Saturday, June 23, 2012

I'm turning into my dog

The dog I had as a child loved to chase his tail. It always cracked me up when, yet again, his tail would surprise him and he'd begin running in circles chasing it. Yesterday, I was reading about natural treatments for endo and infertility. The same site mentioned that infertility doesn't and shouldn't always follow the saying about falling off the horse and getting right back on. That's when I realized that I'd become my dog. Over the past eight and a half years the only ttc timeouts we've taken were after surgeries to heal. After I realized this, I also realized that I'm pooped. I am exhausted from chasing a dream. Then I looked around my house and realized that it looks how I feel inside. So, I took my first step in chilling the freak out and finding myself again. I cleaned the shit out of my house. And it felt good.
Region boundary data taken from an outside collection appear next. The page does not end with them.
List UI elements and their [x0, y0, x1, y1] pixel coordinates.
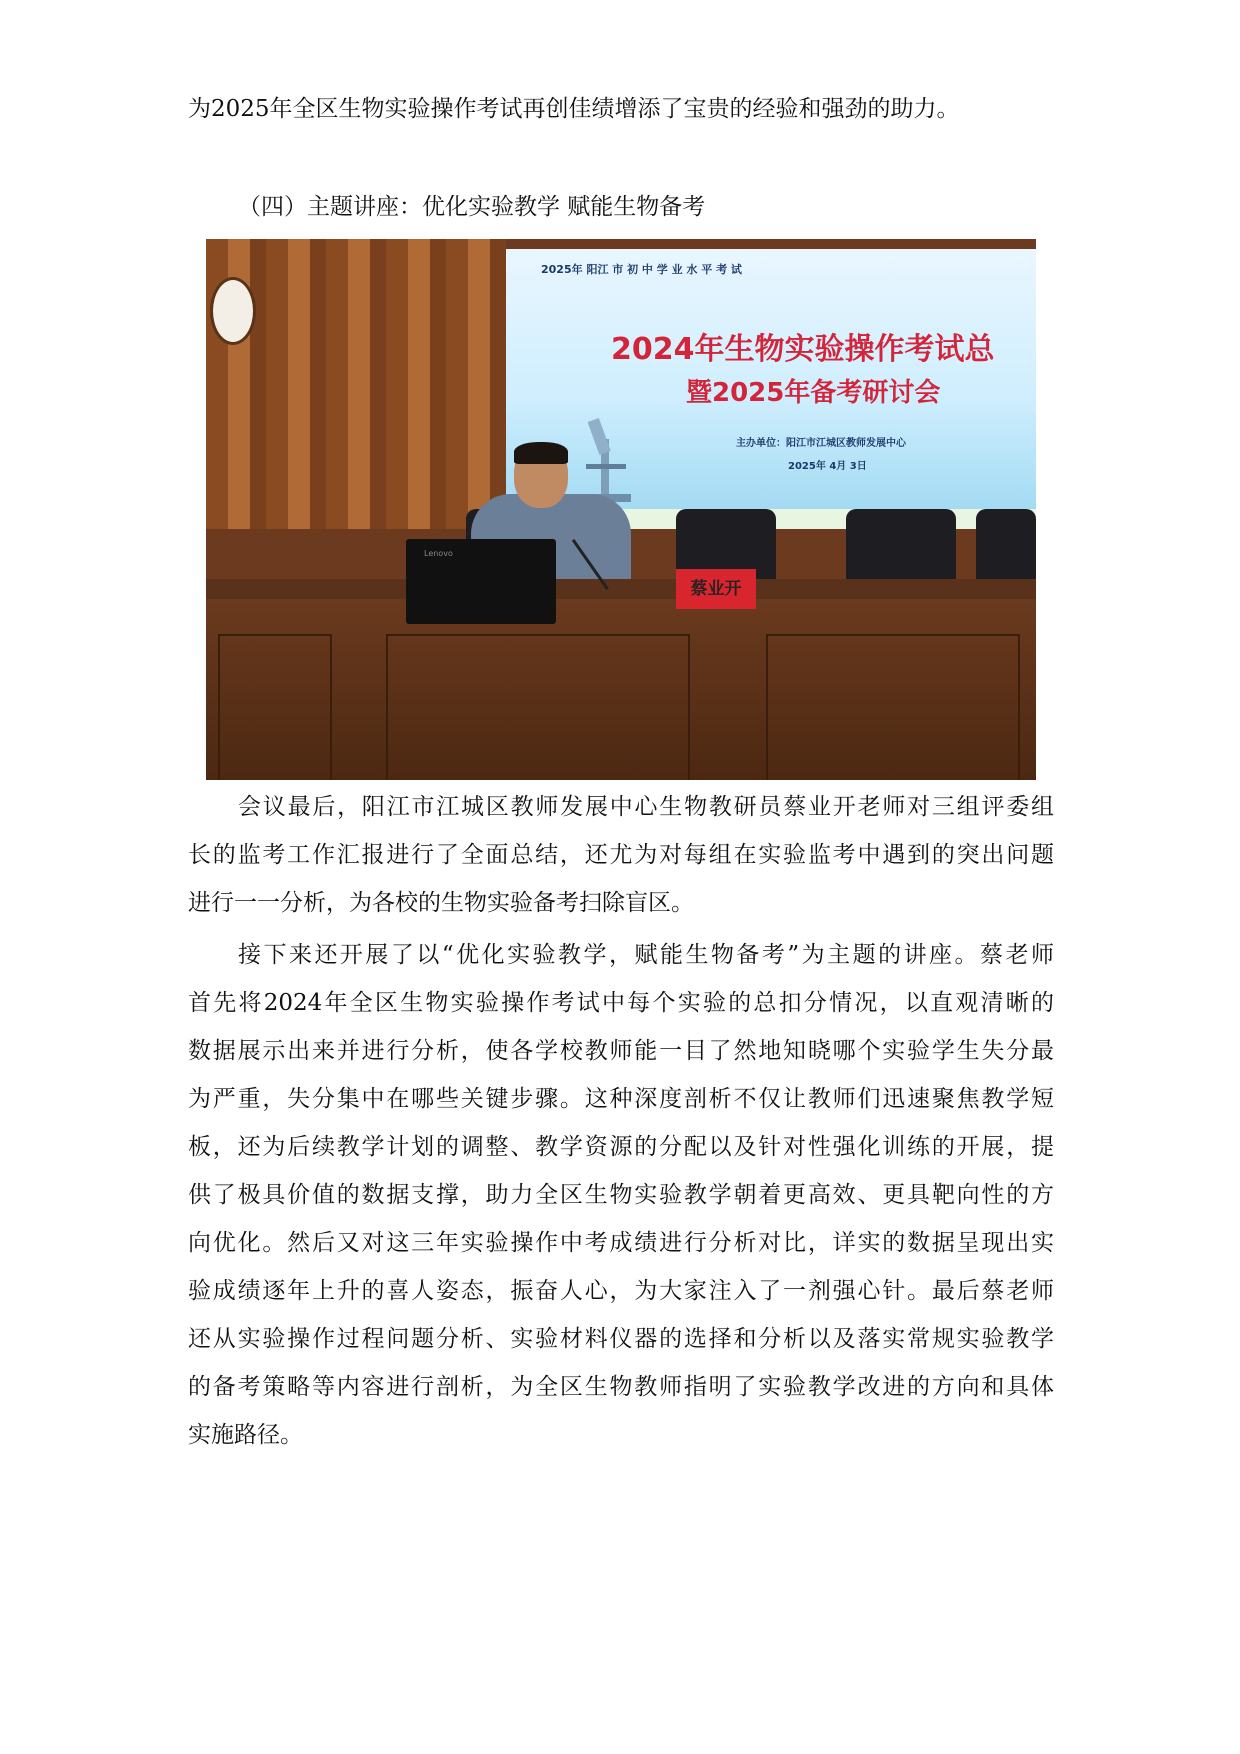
wood-wall: [206, 239, 506, 529]
paragraph2-line: 验成绩逐年上升的喜人姿态，振奋人心，为大家注入了一剂强心针。最后蔡老师: [188, 1278, 1054, 1304]
paragraph2-line: 数据展示出来并进行分析，使各学校教师能一目了然地知晓哪个实验学生失分最: [188, 1038, 1054, 1064]
paragraph1-line: 会议最后，阳江市江城区教师发展中心生物教研员蔡业开老师对三组评委组: [238, 794, 1054, 820]
paragraph2-line: 接下来还开展了以“优化实验教学，赋能生物备考”为主题的讲座。蔡老师: [238, 942, 1054, 968]
screen-date: 2025年 4月 3日: [788, 461, 867, 472]
screen-title-line2: 暨2025年备考研讨会: [686, 378, 941, 408]
lecture-photo: [206, 239, 1036, 780]
paragraph2-line: 实施路径。: [188, 1422, 303, 1448]
nameplate: 蔡业开: [676, 569, 756, 609]
screen-header: 2025年 阳江 市 初 中 学 业 水 平 考 试: [541, 263, 742, 276]
chair: [846, 509, 956, 589]
screen-host: 主办单位：阳江市江城区教师发展中心: [736, 438, 906, 449]
desk-panel: [218, 634, 332, 780]
section-heading: （四）主题讲座：优化实验教学 赋能生物备考: [238, 194, 706, 220]
microscope-icon: [571, 409, 641, 504]
paragraph1-line: 进行一一分析，为各校的生物实验备考扫除盲区。: [188, 890, 694, 916]
chair: [976, 509, 1036, 589]
laptop-brand: Lenovo: [424, 549, 453, 558]
desk-panel: [386, 634, 690, 780]
paragraph2-line: 供了极具价值的数据支撑，助力全区生物实验教学朝着更高效、更具靶向性的方: [188, 1182, 1054, 1208]
paragraph2-line: 的备考策略等内容进行剖析，为全区生物教师指明了实验教学改进的方向和具体: [188, 1374, 1054, 1400]
paragraph1-line: 长的监考工作汇报进行了全面总结，还尤为对每组在实验监考中遇到的突出问题: [188, 842, 1054, 868]
paragraph2-line: 向优化。然后又对这三年实验操作中考成绩进行分析对比，详实的数据呈现出实: [188, 1230, 1054, 1256]
paragraph2-line: 板，还为后续教学计划的调整、教学资源的分配以及针对性强化训练的开展，提: [188, 1134, 1054, 1160]
speaker-hair: [514, 442, 568, 464]
wall-clock: [210, 277, 256, 345]
paragraph2-line: 为严重，失分集中在哪些关键步骤。这种深度剖析不仅让教师们迅速聚焦教学短: [188, 1086, 1054, 1112]
paragraph-top-line: 为2025年全区生物实验操作考试再创佳绩增添了宝贵的经验和强劲的助力。: [188, 96, 960, 122]
paragraph2-line: 首先将2024年全区生物实验操作考试中每个实验的总扣分情况，以直观清晰的: [188, 990, 1054, 1016]
desk-panel: [766, 634, 1020, 780]
paragraph2-line: 还从实验操作过程问题分析、实验材料仪器的选择和分析以及落实常规实验教学: [188, 1326, 1054, 1352]
screen-title-line1: 2024年生物实验操作考试总: [611, 332, 995, 367]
Then, I took my family to lunch and we spent the entire day enjoying each other. I really am lucky already. However, when I sat down to relax at the end of the day, I was in major pain. It's been four years since my last endo clean out and it has gradually been getting worse over the last couple of years. I was supposed to have my gyno clean it out this past December, but my RE said that doing fertility treatments could come first and the endo shouldn't have any baring on their success. I kinda bought into it, but in the back of my mind, I wasn't sure. Well, seven months and almost $10k later, we all see how that turned out. So, it's time. Awhile ago, I found an endo specialist, who is world renowned, in Atlanta. He will review records for free and give treatment plans, which most likely for me, will entail a trip to Atlanta for surgery. Crazy? A little. However, the hubs disagrees with the crazy factor. He thinks this place sounds amazing and that I'd be a fool not to do it. Only 7% of his patients (compared to 60% of other doctors) have reoccurrence of endo and need further surgeries. Considering my own gyno said he'd only do one more surgery before he recommends a hysterectomy, Atlanta may not be a bad idea. I requested for him to look at my records, so we'll see. So, no more tail chasing for me. It's time to move on. Sure, I'm sad over it. But, rather than overlook those feelings and keep ttc'ing, I've gotta let them sink in. Then, I can start to heal and enjoy the family I do have.